(1.) In these connected cases, the common third respondent was defaulter for abkari dues to the tune of Rs. 3,66,507/- for the year 1989-90. Revenue recovery notice is stated to be served on the third respondent on 2-6-1990. However, third respondent's one item of property was sold in court auction pursuant to decree obtained by petitioner in WPC 17165 of 2007 in which the property was purchase d by the plaintiff-petitioner himself. Suit based on a dishonored cheque was filed as OM No. 1079 of 1992 and it was decreed on 30-5-2000. It is seen from the decree produced that t is a compromise decree whereunder the third respondent undertook to pay the suit amount with 18% interest. In view of the decree and sale of property of the defaulter (third respondent) to petitioner in WPC 17165 of 2007, that property was not available before the recovery authorities for recovery of abkari dues. Therefore the property purchased by the petitioner in WPC 24955 of 2003 from this respondent was proceeded against. Under interim orders of this Court, petitioner in WPC 24955 of 2003 remitted the entire arrears and therefore no more arrears are due from third respondent warranting further recovery. However, this Court has held that if the petitioner in WPC 24955 of 2003 succeeds in the matter, refund will be ordered by this Court.
(2.) After hearing all the parties, I feel the matter cannot be finally decided by this Court because enquiry and findings on various facts with reference to evidence and documents are involved. What is required to be examined is whether the decree obtained by the petitioner in WPC 17165 of 2007 which is a compromise decree is the result of collusive deal between the petitioner in that WP and third respondent On the face of it, genuineness of the decree has to be doubted because of the huge rate of interest agreed to be paid by the third respondent in the compromise decree. Moreover, the property; is purchased in auction by the plaintiff himself, i.e., the petitioner in that WPC. Since revenue recovery notice was already served on the defaulter, there is a charge in respect of the property under Section 44 of the RR Act and in that event, the sale by court in auction can be declared invalid and that property can be proceeded against for recovery. Position is the same in respect of the sale of property made by the defaulter to the petitioner in WPC 24955 of 2007 also because sale in that case took place in 11993, that is after service of revenue recovery notice on the third respondent. It is seen that earlier claim petition filed by the petitioner in WPC 17165 of 2007 is still pending before the District Collector.
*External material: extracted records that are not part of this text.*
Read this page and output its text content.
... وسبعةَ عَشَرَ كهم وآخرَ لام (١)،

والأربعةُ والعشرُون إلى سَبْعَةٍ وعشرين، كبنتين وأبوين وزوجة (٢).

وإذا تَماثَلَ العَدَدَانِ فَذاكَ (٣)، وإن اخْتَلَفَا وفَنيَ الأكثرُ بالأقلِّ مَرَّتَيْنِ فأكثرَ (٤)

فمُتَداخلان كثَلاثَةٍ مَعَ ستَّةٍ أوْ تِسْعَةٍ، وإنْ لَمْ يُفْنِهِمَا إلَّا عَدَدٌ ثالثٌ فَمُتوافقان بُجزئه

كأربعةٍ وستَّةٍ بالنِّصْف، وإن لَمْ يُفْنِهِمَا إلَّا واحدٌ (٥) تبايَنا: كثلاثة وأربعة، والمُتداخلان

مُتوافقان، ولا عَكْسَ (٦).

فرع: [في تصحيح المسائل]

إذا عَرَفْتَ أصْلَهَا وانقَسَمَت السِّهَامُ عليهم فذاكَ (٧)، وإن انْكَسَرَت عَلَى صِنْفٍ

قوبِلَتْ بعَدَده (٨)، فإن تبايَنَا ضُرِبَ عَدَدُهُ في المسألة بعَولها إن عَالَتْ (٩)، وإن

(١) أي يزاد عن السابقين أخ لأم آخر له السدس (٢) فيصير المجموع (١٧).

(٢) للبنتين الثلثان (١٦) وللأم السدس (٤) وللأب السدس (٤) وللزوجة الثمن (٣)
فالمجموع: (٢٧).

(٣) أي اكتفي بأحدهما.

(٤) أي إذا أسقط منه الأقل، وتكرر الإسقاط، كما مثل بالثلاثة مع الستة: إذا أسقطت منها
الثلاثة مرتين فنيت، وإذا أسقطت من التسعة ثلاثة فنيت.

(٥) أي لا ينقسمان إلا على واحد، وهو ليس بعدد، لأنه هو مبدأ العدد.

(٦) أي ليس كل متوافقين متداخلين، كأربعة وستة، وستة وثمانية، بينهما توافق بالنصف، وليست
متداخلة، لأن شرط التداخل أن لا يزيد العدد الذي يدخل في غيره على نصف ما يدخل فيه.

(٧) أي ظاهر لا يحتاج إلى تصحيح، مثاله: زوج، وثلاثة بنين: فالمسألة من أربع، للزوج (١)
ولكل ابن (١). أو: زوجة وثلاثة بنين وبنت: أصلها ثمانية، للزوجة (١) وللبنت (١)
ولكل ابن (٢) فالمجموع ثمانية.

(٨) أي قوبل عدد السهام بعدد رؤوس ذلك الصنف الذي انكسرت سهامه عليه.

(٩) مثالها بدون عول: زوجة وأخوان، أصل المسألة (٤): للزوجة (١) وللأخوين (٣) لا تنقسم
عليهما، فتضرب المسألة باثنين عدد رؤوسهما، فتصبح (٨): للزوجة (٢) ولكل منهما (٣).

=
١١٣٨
(3.) The W.Ps. are accordingly disposed of with the following directions. The second respondent will go through the records and verify whether solvency bond executed by the third respondent creates charge on the two items of properties purchased by petitioners in both the W.Ps. If the properties are covered by solvency bond, then the sale of such properties in court auction and the sale by the defaulter are both subject to charge and he will declare so. If there is no charge created by solvency bond, then the second respondent will examine whether the attachment and sale in court auction in one case and the sale by the defaulter to the petitioner in the other case were made after service of notice under Section 44 of the Revenue Recovery Act and if so, he will again declare the transactions as subject to charge in favour of the State. If in either case both the properties are found to be subject to charge, then the second respondent will proceed for recovery of 50% of the amount remitted by petitioner in W.P. 24955/2003 from the petitioner in W.P. 17165/2007 and pay the same to the petitioner in W.P. 24955/2003 so that the liability is shared equally by both who are beneficiaries of illegal transactions.